A Merciless Cold Lingers in the Midwest

    A merciless cold crippled the Midwest on Wednesday, halting planes and trains, shuttering schools and prompting officials in Detroit, Minneapolis and Chicago to open emergency warming centers for the homeless and vulnerable.
    The bitter weather was believed to be tied to the deaths of at least eight people, including a man thought to have collapsed after shoveling snow and frozen to death in his Milwaukee garage. Hospitals saw a steady stream of patients reporting symptoms of frostbite.
    Temperatures in Minneapolis dipped as low as minus 28, with the wind chill reaching minus 53, the National Weather Service said. Fargo, N.D., reached minus 33; Milwaukee, minus 20. The worst of the cold was feared overnight into Thursday, when meteorologists predicted that temperatures could dip to minus 27 in Chicago, a record for the city. The Midwest was expected to see miserable temperatures through Thursday, and the cold air was moving east.
    Across the Midwest on Wednesday, residents who are used to carrying on with life’s routines despite bad weather had little choice but to shiver, stay indoors and make the best of it, even as the insides of their windows became ominously lined with ice. Office workers were stuck at home. Parents scrambled for last-minute child care. In Michigan, a gas company asked customers to use less natural gas to heat their houses after a fire at a compressor station.

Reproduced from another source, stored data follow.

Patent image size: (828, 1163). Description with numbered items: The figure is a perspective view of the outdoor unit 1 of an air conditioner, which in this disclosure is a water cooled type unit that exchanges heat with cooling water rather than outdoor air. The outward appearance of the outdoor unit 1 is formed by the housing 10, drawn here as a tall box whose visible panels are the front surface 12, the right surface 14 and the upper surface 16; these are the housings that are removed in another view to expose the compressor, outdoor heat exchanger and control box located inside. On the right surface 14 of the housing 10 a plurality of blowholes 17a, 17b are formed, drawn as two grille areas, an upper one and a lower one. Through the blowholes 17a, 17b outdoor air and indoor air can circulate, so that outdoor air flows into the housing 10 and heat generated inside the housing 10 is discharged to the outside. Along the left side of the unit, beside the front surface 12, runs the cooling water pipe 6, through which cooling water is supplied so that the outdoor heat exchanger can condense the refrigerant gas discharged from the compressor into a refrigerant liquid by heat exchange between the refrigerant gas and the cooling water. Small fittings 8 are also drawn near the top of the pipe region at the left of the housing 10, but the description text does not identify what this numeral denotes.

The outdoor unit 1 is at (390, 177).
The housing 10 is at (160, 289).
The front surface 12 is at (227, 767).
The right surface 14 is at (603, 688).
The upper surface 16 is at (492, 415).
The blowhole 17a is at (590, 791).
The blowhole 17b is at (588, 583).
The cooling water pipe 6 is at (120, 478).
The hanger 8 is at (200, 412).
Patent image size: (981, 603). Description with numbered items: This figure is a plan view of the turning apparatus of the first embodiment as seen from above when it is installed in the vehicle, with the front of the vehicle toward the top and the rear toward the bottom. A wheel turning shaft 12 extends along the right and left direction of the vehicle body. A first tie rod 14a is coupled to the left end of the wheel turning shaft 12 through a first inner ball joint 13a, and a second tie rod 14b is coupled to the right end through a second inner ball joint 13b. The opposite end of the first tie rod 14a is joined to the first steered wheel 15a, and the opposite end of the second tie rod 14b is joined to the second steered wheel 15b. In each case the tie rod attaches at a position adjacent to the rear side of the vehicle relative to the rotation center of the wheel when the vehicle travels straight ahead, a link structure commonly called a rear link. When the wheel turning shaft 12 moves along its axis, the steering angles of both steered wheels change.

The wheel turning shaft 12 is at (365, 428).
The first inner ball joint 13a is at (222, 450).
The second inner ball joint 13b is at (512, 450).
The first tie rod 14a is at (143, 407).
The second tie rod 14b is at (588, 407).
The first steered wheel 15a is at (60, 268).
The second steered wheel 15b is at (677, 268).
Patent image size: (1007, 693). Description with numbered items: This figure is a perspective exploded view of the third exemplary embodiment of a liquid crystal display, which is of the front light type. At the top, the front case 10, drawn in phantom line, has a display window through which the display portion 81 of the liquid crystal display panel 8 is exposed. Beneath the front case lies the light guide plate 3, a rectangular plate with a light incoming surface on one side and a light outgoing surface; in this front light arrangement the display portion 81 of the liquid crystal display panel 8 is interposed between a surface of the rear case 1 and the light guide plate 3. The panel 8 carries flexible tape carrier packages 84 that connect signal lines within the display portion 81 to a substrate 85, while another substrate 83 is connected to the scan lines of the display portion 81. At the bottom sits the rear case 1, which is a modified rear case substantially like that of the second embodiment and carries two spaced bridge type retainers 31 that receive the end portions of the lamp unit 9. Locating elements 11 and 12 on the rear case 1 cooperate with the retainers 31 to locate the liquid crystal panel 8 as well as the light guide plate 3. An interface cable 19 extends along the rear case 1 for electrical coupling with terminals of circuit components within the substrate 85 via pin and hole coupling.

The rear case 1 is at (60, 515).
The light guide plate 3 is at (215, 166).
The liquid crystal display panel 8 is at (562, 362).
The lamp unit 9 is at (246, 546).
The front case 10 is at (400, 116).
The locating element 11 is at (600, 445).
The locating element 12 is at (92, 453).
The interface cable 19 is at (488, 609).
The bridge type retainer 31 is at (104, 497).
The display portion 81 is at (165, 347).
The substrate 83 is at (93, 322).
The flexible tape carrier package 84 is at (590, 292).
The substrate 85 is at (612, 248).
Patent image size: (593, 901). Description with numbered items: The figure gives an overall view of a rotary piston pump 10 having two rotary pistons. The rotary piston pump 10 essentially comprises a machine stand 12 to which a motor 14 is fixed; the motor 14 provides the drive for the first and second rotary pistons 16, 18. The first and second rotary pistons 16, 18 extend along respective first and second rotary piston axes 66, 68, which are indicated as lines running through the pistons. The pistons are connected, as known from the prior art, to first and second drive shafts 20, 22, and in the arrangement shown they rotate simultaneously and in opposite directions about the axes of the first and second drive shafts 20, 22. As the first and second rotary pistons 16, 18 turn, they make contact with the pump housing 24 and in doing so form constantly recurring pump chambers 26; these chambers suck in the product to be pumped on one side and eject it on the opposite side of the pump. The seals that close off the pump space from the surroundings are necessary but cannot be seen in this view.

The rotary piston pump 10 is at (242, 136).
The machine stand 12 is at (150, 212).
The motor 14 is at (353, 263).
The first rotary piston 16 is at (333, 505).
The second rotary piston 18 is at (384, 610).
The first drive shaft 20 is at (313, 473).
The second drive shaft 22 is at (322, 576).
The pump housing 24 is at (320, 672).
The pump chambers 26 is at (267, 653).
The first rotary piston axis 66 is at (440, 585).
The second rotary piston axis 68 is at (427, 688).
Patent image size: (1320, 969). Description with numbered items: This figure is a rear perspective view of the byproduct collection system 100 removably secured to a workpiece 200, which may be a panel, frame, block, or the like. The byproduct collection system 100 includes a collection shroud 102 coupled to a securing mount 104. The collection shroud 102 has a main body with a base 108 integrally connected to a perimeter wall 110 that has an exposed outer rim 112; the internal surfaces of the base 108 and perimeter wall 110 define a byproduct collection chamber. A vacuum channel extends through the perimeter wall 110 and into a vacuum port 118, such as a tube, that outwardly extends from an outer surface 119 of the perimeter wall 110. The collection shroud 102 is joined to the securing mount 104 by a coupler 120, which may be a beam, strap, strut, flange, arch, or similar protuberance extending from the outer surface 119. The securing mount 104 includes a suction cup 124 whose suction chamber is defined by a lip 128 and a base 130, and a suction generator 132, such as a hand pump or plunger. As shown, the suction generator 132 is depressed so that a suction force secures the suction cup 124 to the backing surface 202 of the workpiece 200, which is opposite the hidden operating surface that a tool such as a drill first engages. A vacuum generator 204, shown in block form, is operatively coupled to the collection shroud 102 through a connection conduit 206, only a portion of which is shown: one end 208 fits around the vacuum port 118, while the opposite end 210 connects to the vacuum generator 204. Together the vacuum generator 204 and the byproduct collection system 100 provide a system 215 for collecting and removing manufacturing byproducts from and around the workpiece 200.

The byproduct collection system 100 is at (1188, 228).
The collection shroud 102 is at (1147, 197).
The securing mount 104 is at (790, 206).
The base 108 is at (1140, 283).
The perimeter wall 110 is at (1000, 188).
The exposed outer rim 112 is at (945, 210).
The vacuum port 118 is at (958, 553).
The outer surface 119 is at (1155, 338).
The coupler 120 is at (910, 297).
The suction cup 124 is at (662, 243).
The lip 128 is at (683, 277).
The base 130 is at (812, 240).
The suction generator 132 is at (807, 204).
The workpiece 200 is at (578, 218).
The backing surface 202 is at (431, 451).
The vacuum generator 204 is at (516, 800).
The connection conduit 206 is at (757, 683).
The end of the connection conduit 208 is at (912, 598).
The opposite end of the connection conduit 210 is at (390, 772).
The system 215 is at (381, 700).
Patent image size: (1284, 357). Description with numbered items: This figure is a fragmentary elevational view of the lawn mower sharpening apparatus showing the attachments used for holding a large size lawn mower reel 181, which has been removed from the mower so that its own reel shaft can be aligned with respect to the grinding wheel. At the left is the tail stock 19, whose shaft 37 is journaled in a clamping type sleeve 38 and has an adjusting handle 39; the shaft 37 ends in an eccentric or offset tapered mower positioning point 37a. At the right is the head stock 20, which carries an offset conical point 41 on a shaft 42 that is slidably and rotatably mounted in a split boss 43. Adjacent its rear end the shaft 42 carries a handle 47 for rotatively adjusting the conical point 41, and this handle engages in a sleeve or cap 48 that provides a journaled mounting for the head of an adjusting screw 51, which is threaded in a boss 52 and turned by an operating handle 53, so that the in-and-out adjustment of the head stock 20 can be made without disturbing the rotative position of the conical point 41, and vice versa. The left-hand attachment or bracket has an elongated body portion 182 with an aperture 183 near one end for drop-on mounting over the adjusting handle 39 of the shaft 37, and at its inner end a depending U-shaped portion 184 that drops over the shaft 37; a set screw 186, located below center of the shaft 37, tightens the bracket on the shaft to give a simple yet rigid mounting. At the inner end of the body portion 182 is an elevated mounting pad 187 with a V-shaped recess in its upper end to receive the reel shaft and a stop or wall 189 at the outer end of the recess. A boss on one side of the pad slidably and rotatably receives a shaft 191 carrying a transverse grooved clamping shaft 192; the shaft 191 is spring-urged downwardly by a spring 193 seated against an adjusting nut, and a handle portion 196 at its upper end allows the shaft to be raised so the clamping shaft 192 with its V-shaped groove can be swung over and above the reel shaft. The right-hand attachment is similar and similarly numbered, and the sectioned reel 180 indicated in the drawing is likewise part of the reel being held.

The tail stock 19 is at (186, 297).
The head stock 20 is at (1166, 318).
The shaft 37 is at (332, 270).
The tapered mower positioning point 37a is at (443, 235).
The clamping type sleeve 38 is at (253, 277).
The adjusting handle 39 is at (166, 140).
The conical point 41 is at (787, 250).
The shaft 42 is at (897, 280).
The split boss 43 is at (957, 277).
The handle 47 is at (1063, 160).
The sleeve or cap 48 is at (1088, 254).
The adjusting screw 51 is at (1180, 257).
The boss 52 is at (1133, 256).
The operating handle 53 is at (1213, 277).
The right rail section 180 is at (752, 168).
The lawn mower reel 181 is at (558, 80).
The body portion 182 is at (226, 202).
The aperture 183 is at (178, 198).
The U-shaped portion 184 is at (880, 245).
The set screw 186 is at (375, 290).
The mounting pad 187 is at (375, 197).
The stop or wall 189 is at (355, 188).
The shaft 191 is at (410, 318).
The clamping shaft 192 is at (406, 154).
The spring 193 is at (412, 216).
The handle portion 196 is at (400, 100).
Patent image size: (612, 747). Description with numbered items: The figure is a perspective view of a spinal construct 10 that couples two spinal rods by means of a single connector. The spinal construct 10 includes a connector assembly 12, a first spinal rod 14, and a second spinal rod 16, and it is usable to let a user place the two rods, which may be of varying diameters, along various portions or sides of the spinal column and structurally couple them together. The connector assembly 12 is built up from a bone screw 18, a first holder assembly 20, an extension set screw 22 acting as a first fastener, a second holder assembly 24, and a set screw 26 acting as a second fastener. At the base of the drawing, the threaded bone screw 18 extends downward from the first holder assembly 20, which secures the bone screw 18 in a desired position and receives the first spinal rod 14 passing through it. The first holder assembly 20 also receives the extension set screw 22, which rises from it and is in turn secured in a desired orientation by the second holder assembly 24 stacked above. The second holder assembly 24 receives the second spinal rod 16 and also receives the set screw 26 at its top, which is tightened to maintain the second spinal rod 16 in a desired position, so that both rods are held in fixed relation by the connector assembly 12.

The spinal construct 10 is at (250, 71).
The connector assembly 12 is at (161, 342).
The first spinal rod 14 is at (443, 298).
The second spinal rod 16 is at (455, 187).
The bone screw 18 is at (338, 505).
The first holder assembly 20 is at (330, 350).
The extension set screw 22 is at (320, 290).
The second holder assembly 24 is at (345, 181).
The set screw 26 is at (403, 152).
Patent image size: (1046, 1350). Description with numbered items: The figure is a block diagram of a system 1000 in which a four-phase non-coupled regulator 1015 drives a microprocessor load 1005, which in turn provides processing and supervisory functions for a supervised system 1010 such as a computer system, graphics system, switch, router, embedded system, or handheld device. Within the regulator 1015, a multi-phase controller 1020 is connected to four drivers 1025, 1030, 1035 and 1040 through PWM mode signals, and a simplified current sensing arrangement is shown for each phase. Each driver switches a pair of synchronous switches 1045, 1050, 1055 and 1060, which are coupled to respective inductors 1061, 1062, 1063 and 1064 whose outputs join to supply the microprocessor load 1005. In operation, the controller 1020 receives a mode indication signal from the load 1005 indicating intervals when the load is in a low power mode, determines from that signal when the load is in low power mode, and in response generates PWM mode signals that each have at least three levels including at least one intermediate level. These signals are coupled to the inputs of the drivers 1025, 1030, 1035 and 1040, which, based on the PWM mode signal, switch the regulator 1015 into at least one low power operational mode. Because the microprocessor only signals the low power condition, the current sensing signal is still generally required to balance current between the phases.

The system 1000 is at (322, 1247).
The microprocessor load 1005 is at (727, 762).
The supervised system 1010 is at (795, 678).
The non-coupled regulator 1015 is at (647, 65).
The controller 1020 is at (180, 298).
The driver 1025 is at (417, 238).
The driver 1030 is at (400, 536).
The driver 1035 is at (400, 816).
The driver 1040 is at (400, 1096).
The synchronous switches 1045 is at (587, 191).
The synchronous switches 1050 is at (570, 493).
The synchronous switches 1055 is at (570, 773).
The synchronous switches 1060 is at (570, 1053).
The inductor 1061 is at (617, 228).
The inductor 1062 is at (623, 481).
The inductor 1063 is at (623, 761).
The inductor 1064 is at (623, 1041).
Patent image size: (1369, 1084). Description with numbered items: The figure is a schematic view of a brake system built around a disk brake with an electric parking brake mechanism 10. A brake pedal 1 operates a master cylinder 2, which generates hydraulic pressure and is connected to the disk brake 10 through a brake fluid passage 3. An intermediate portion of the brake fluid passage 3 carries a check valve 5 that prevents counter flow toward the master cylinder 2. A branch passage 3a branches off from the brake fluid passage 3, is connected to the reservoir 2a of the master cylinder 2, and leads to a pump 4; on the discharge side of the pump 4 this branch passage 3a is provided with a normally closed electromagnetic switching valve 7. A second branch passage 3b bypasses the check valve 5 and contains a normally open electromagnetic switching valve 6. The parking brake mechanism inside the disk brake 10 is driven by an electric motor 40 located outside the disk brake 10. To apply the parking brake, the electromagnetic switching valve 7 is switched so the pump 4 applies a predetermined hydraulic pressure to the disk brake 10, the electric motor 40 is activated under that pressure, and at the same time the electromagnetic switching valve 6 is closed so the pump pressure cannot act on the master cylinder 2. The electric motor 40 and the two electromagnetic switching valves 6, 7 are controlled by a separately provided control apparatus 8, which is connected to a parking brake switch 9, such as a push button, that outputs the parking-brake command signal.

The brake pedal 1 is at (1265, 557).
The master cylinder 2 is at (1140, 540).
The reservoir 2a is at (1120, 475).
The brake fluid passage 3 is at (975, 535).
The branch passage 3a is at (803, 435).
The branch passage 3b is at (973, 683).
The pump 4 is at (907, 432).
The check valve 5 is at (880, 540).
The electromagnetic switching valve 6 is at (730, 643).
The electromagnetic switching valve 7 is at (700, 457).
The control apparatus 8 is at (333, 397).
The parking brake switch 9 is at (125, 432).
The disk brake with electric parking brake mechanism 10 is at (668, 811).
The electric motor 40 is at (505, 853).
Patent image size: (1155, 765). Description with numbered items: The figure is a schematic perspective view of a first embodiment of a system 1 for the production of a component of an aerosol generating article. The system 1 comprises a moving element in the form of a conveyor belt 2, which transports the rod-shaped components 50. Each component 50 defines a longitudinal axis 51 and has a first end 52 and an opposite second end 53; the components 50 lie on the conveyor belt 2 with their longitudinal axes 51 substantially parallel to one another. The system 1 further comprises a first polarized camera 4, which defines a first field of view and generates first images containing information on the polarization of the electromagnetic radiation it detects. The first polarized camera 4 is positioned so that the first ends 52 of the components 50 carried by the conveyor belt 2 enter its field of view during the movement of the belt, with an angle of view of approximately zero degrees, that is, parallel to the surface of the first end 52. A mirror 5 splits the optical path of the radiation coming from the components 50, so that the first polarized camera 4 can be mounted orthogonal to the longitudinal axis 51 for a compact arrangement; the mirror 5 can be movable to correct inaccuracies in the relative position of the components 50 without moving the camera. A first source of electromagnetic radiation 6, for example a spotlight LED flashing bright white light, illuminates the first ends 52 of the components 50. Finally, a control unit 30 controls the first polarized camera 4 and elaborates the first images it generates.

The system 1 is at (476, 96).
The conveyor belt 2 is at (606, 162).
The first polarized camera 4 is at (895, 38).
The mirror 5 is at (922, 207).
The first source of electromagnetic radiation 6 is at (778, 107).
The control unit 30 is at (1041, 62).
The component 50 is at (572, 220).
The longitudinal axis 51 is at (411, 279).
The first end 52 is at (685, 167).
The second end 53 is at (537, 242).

    Visits with prisoners in the Stearns County, Minn., jail were canceled. In Fort Wayne, Ind., garbage and recycling collection was delayed. In Wisconsin, the unthinkable: Distributors grounded their trucks, fearing that the beer would freeze solid.
    Even the United States Postal Service — despite its unofficial vow that couriers cannot be stopped by “snow nor rain nor heat nor gloom of night” — was forced to suspend deliveries in some particularly frigid places.
    Health officials, urging people to go outside only if necessary, warned that exposing skin to the air could lead to frostbite. They were not exaggerating: Going gloveless for only a minute or two, in double-digit negative temperatures, left hands feeling numb, then clumsy and flipper-like, then white-hot with pain.